Am Ende des Tages muss man nach jeder Wahl zusammenarbeiten und das sollten die Politikerinnen und Politiker einfach nicht vergessen. Wer jetzt Porzellan zerschlägt, muss es nachher erst kleben. Wir müssen nichts kleben und können sofort zu Arbeiten beginnen und das tun wir auch schon die ganze Zeit.
Und ich werde diesen Stil auf jeden Fall fortführen und dass der bei den Bürgerinnen und Bürgern gut ankommt, zeigt auch das Wahlergebnis der EU-Wahl in der Stadt Salzburg. Wir sind stimmenstärkste Partei mit der SPÖ, das waren wir noch nie.
Das heißt, dieser Weg der Zusammenarbeit wird, glaube ich, von der Bevölkerung wirklich honoriert und trägt auch dazu bei, dass vielleicht wieder mehr Leute zur Wahl gehen.
Was kann die Politik sonst noch gegen die Politikverdrossenheit in der Bevölkerung unternehmen?

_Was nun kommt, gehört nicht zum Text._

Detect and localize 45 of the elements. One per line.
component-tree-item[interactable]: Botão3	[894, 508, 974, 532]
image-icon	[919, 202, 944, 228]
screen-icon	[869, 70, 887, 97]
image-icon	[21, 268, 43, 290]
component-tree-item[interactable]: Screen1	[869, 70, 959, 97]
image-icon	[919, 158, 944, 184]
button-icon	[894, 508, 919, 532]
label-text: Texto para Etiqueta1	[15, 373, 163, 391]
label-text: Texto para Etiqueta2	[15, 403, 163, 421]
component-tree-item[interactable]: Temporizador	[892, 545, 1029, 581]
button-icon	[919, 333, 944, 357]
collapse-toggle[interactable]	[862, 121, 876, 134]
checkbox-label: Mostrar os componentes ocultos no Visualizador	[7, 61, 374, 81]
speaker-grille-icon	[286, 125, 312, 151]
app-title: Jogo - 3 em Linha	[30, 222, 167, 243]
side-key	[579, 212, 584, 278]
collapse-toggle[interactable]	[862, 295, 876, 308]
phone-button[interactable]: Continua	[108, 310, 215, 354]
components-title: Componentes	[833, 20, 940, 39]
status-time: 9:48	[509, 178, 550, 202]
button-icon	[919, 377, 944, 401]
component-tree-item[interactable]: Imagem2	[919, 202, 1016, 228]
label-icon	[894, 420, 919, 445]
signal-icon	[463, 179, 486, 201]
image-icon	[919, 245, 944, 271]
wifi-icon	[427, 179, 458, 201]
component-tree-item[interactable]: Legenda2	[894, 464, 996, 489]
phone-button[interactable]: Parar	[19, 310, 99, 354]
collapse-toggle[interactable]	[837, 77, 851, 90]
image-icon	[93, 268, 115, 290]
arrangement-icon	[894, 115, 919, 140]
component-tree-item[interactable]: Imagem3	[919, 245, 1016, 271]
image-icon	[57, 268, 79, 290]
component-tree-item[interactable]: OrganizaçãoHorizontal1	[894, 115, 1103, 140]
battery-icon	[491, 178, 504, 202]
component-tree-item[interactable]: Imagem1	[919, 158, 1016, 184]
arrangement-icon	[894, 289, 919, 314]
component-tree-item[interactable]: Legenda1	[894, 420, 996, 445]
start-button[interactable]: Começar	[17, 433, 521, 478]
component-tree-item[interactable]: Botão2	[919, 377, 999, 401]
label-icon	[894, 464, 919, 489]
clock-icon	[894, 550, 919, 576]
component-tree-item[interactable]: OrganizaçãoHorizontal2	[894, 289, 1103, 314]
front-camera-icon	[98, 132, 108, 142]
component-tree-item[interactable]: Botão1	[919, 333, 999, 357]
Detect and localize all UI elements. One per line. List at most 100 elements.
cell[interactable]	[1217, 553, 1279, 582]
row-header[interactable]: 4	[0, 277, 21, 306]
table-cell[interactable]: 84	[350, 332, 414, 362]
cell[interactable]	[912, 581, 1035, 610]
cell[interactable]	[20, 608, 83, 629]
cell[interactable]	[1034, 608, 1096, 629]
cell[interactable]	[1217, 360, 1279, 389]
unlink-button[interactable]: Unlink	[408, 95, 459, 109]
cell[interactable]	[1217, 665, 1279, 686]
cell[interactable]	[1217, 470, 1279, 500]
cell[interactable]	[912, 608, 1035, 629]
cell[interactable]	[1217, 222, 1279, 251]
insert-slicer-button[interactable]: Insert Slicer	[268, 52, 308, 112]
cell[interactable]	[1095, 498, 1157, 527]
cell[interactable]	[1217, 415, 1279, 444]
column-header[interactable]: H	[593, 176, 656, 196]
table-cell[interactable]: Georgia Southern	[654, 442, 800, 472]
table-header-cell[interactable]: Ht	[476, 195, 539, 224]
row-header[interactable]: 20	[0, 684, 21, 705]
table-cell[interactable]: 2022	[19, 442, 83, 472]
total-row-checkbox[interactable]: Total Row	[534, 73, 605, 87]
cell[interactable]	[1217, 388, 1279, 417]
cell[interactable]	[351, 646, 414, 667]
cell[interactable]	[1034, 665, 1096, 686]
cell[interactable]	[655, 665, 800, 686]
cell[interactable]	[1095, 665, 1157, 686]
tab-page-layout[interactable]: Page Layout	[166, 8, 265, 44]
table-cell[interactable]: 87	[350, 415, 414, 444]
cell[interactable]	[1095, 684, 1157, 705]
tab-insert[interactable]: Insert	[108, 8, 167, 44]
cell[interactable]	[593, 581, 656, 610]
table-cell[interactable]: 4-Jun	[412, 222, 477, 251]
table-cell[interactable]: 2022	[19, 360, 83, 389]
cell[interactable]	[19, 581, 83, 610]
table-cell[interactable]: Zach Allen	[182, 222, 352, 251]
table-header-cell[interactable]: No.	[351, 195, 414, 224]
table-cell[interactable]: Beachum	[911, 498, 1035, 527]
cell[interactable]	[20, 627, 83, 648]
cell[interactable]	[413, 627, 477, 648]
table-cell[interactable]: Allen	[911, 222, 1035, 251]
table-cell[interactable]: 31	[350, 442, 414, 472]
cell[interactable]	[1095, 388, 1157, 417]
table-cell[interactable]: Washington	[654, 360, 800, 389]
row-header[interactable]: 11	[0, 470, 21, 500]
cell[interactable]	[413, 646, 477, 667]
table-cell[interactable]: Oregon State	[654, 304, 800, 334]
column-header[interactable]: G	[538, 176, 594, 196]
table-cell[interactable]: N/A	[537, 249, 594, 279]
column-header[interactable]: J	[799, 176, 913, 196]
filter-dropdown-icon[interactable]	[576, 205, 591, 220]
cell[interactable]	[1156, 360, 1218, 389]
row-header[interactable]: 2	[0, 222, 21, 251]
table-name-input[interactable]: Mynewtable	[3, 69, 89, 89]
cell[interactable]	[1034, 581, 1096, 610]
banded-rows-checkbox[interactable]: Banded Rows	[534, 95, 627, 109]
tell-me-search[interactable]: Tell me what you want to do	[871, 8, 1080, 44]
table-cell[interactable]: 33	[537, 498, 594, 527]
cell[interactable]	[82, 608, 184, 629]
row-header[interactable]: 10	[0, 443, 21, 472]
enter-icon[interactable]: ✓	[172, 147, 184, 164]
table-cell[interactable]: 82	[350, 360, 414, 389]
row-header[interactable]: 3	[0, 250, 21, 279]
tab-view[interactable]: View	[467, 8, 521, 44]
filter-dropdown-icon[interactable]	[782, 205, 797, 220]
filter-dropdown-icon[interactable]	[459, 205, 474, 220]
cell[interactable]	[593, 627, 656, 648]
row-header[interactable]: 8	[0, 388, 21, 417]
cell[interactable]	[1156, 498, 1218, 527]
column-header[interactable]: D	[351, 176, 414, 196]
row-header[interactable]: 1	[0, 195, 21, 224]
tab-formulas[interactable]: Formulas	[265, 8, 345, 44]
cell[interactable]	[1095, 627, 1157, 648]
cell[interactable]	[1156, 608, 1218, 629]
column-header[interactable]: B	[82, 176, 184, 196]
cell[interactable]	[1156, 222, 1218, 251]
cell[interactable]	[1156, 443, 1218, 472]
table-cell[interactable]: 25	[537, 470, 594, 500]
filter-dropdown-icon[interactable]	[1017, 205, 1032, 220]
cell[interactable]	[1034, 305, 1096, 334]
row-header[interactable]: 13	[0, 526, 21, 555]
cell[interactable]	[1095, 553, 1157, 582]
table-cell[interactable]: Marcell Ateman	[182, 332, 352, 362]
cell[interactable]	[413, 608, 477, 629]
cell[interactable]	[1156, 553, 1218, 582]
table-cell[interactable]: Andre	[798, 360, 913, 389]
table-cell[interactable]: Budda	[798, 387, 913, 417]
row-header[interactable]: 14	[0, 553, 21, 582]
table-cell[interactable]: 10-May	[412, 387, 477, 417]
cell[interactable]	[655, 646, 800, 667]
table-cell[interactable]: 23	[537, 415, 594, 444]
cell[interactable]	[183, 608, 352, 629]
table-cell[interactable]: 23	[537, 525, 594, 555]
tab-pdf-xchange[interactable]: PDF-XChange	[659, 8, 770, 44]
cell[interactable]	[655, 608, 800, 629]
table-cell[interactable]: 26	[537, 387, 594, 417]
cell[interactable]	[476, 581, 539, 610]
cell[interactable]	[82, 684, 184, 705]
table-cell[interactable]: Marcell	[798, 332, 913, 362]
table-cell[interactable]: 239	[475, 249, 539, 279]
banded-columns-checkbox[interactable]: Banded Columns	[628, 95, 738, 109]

Die Streiterei führt nicht nur zu Frust bei den jungen Menschen, ich sage es Ihnen ganz persönlich, es kostet einem selbst extrem viel Energie. Und das ist eigentlich Energie, die man dann nicht mehr verwenden kann, um Lösungen für die Menschen zu suchen.
Ich meine, dass sehr viele Politikerinnen und Politiker mittlerweile aus Gesundheitsgründen aus der Politik ausscheiden, sollte uns grundsätzlich zu denken geben. Wir sollten Vorbilder sein. Wenn man nur das Trennende in den Vordergrund stellt, so wie es manche tun, dann darf man sich nicht wundern, dass die Gesellschaft auch diesen Weg einschlägt.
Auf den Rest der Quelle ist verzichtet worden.